23 jul 2011

Reseña
La escritura de Jorge Edwards seduce desde el ritmo: vibra, frasea, canturrea; serpentea entre el ensayo y la ficción, y ofrece la agradable sensación de un libro que conversa. No hay que dejarse engañar, la simplicidad de lo oral en el formato escrito es, en realidad, una tarea compleja para la que se necesita oficio. Y Edwards lo tiene.
La excusa de La muerte de Montaigne es narrar una relación que el primer ensayista de lengua francesa tuvo en sus últimos años de vida con una joven admiradora. Una historia lateral no totalmente documentada, y es en esos esquivos resquicios donde se mete el actual embajador chileno en Francia para novelar sobre lo que pudo suceder entre estos dos personajes, el maestro y la discípula. La aventura aspira a celebrar el antiguo ideal de la concordia y la independencia política, rasgos que el contemporáneo chileno de apellido inglés atribuye al antiguo autor francés, con el que se identifica. Las reflexiones se ritman al galope de Montaigne a caballo o con los desplazamientos de la Armada Invencible.
El libro comienza con una descripción que también es una declaración de principios: “El señor tomaba partido, pero no pensaba como hombre de partido. Juzgaba las cosas por sus méritos propios, sin el menor ánimo de favorecer a uno u otro bando. Se proponía ser íntegro, vivir en plenitud, conforme consigo mismo.” El ideal no por noble impide que el lector se cuestione acerca de las restricciones y presupuestos que todo pensamiento posee, porque la sublimación no hace que estos desaparezcan. Como a menudo sucede con las posturas conciliadoras, tras ellas se esconde la negación de los conflictos y algunos puntos ciegos que no se abren a discusión.

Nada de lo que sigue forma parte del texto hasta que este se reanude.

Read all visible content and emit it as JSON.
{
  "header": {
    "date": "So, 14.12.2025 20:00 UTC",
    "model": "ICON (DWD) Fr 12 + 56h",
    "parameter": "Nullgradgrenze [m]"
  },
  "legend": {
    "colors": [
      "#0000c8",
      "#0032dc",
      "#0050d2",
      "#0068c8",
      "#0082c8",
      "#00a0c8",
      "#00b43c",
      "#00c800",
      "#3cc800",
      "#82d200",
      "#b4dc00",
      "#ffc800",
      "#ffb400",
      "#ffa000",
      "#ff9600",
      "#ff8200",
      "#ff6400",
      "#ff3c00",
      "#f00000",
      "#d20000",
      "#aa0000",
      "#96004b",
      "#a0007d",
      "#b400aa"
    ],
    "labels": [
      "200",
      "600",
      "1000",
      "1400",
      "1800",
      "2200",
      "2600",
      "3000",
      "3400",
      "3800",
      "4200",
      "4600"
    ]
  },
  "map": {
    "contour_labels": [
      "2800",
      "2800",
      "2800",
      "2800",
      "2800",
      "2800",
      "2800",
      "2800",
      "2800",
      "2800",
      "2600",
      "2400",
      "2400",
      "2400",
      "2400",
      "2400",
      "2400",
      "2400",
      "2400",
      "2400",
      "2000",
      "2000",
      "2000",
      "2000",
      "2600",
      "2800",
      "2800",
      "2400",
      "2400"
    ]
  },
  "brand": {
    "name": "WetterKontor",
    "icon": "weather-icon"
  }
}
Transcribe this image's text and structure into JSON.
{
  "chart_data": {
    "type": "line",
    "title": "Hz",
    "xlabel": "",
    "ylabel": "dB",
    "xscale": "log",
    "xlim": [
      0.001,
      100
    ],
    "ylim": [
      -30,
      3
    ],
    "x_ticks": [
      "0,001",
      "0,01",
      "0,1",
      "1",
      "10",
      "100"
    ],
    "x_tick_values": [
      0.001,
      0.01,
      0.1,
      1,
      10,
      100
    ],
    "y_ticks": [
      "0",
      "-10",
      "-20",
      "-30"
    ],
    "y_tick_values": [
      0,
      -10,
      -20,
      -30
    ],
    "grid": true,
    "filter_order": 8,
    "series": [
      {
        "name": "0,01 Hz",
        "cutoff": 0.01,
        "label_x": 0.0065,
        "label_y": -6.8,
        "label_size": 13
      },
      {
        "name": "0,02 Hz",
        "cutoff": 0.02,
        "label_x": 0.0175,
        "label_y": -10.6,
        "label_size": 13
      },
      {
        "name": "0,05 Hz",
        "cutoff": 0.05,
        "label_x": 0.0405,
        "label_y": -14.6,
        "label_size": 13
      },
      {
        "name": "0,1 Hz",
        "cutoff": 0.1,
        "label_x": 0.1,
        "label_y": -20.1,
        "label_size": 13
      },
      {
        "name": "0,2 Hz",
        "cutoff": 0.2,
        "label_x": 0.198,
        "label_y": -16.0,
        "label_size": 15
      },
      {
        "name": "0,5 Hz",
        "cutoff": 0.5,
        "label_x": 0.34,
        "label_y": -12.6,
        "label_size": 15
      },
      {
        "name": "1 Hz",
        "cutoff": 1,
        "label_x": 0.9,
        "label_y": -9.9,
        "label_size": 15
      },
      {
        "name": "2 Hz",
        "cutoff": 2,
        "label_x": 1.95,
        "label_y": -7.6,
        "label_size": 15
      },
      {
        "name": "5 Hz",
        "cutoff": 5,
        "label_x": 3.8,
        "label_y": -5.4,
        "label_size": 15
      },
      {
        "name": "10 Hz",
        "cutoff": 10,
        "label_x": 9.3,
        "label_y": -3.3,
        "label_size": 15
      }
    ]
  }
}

La estructura espiralada y dinámica del libro le permite a Edwards viajar de las guerras de religión en Francia al Chile de Piñera. Al que votó, apoya y representa como diplomático. El remontarse al siglo XVI hace más densa la discusión sobre el presente, al que permanentemente vuelve. En este ida y vuelta construye una genealogía intelectual y literaria, se eleva de la coyuntura cotidiana y carga con mayor sentido las palabras. Sin embargo, en las referencias al presente su proyecto renguea, por ejemplo cuando menciona una “guerra civil no declarada” que habría vivido Chile o al definir a sus opositores por su peor rasgo. En puntos nodales de su posicionamiento político, no abre la discusión y no revisa los postulados sobre los que se asienta.
A su favor La muerte de Montaigne se lee con atención, a veces con una sonrisa, presenta además de una prosa ilustrada que abomina de los extremos y los fanatismos, una muestra de que la buena literatura no se ata a ideologías.